Ingenierías apoya al líder de computación cuántica de Google
La ULE inicia la tramitación del Honoris Causa para Sergio Boixo

Sergio Boixo.
La Universidad de León inicia el procedimiento para conceder el doctorado Honoris Causa a Sergio Boixo Castrillo, el líder del equipo científico de computación cuántica en Google, que en los últimos años ha conseguido avances históricos en este campo. Promovido por el Departamento de Dirección y Economía de la Empresa y la Escuela de Ingenierías Industrial, Informática y Aeroespacial de la ULE, la propuesta se plantea no sólo como un reconocimiento a la extraordinaria carrera del científico leonés, sino como «una estrategia de posicionamiento global» de la entidad, según explica el catedrático Enrique López.
Que insiste en que la concesión del Honoris Causa contribuirá a elevar el prestigio de la institución, atraer talento, generar alianzas estratégicas, impulsar la innovación y ser «un catalizador de desarrollo para la Universidad de León».
Sergio Boixo (León, 1973) es «lo más parecido a un sabio, Un genio». Al año de comenzar sus estudios de Ingeniería Informática comenzó a estudiar Filosofía en la Uned, y poco después Matemáticas. Trabajó en Alemania en el Banco Central Europeo y como consultor financiero, y allí se aproximó al entonces incipiente concepto de la Inteligencia Artificial. Lo que le llevó a abandonar la industria y volver a la universidad para iniciar estudios de doctorado en Física, en el área de computación Cuántica, en la Universidad de Barcelona. Completó su formación en la Universidad de Nuevo México y centros de conocimiento especialmente reconocidos como Caltech o la Universidad de Harvard, hasta acabar en Google, donde es ahora jefe científico del área de cuántica. Su trabajo se dio a conocer especialmente con la hazaña de la supremacía cuántica: «Su máquina podía resolver efectivamente un problema que la computadora clásica no podía». El logro de la supremacía cuántica «supone un parteaguas en al ingeniería informática, apuntando al inicio de una revolución», señala López.

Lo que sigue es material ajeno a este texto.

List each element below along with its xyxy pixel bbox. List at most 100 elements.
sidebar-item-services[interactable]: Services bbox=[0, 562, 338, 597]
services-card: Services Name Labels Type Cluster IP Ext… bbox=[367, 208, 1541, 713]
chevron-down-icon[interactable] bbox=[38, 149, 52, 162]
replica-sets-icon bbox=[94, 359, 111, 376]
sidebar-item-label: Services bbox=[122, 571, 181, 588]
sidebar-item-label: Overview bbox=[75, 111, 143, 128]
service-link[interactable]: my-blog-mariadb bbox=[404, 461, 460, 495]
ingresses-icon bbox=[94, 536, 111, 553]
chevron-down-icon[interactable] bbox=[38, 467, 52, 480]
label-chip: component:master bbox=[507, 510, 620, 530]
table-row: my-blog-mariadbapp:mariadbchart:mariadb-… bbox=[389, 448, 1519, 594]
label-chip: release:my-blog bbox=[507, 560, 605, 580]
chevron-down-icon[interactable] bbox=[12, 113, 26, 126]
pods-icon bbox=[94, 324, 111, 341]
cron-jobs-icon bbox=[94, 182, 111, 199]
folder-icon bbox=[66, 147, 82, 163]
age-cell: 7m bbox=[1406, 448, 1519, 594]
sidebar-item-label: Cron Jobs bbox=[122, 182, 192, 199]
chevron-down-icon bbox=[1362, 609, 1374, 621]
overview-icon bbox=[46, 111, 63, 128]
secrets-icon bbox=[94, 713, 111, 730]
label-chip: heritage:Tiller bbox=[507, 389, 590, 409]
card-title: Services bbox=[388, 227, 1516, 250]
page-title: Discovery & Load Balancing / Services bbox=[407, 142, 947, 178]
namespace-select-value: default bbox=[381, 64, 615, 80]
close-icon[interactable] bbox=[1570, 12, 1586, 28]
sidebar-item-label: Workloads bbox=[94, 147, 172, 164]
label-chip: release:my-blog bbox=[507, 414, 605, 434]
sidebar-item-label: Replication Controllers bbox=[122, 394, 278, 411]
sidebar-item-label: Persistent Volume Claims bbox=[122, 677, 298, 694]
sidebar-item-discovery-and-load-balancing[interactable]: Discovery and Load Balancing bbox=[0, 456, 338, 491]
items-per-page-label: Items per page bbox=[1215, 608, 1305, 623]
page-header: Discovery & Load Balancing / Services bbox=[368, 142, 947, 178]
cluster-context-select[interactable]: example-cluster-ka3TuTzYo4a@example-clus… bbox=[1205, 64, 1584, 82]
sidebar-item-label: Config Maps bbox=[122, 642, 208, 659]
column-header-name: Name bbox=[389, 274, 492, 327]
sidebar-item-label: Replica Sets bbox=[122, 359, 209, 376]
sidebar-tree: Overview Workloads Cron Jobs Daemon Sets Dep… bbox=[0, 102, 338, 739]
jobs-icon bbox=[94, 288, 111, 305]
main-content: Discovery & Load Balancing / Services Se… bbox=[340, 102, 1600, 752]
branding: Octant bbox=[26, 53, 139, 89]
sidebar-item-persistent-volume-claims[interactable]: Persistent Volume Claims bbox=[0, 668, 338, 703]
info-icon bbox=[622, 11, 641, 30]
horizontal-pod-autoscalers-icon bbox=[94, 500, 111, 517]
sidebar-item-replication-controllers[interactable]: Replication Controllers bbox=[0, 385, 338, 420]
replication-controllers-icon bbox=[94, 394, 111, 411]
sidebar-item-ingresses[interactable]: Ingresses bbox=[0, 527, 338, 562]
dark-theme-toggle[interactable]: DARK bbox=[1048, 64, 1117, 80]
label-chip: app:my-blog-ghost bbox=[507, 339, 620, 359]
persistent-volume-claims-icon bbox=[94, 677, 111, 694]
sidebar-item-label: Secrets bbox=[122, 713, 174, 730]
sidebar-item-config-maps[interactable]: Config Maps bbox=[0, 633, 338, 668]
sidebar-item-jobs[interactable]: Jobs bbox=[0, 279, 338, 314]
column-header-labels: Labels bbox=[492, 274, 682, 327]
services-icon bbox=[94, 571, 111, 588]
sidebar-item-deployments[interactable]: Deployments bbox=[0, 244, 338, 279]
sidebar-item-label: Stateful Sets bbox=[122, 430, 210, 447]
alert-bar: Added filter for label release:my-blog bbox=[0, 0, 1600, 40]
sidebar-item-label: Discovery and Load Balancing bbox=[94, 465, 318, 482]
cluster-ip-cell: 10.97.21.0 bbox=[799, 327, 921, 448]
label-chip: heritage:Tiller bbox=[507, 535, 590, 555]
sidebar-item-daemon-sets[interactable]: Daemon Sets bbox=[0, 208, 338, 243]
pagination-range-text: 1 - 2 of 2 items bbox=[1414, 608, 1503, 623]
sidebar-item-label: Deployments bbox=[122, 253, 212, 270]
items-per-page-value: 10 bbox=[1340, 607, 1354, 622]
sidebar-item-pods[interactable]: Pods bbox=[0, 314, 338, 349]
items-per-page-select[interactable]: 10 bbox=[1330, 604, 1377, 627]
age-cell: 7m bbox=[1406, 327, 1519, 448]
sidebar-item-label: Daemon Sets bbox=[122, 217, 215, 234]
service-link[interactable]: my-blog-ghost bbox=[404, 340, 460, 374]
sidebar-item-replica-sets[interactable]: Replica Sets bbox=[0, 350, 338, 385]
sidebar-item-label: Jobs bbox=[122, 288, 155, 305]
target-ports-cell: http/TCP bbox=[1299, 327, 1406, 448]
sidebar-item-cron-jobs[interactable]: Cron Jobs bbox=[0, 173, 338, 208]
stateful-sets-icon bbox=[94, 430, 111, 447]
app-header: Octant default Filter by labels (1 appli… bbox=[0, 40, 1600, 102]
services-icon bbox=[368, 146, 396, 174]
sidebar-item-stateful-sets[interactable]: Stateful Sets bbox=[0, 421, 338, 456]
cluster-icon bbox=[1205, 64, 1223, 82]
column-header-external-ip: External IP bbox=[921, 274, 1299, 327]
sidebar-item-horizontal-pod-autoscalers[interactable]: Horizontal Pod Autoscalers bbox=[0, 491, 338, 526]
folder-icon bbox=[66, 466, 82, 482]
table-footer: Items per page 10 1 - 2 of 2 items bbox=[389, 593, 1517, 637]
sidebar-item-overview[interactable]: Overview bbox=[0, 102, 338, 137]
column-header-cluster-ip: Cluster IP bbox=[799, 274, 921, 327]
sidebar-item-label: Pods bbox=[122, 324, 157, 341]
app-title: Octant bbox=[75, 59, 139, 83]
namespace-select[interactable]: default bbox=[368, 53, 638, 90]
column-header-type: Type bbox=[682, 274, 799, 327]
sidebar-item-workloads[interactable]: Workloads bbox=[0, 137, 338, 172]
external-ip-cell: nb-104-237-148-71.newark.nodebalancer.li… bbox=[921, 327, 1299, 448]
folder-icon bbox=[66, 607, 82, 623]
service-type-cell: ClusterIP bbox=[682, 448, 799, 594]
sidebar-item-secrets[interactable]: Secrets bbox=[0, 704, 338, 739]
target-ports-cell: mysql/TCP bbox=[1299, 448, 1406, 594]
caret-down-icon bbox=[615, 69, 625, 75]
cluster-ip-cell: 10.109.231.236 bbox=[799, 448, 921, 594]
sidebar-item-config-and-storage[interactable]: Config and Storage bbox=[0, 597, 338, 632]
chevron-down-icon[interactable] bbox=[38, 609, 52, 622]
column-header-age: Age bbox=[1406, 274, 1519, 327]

La propuesta del Honoris Causa «abre una ventana de oportunidades en ambas direcciones, pues con ello no sólo se reconoce la trayectoria y aportes de un individuo al avance del conocimiento, sino que también se refuerza la proyección y el prestigio institucional de la universidad». Y creará redes de colaboración científica y académica, además de desarrolar iniciativas conjuntas y atraer talento altamente cualificado.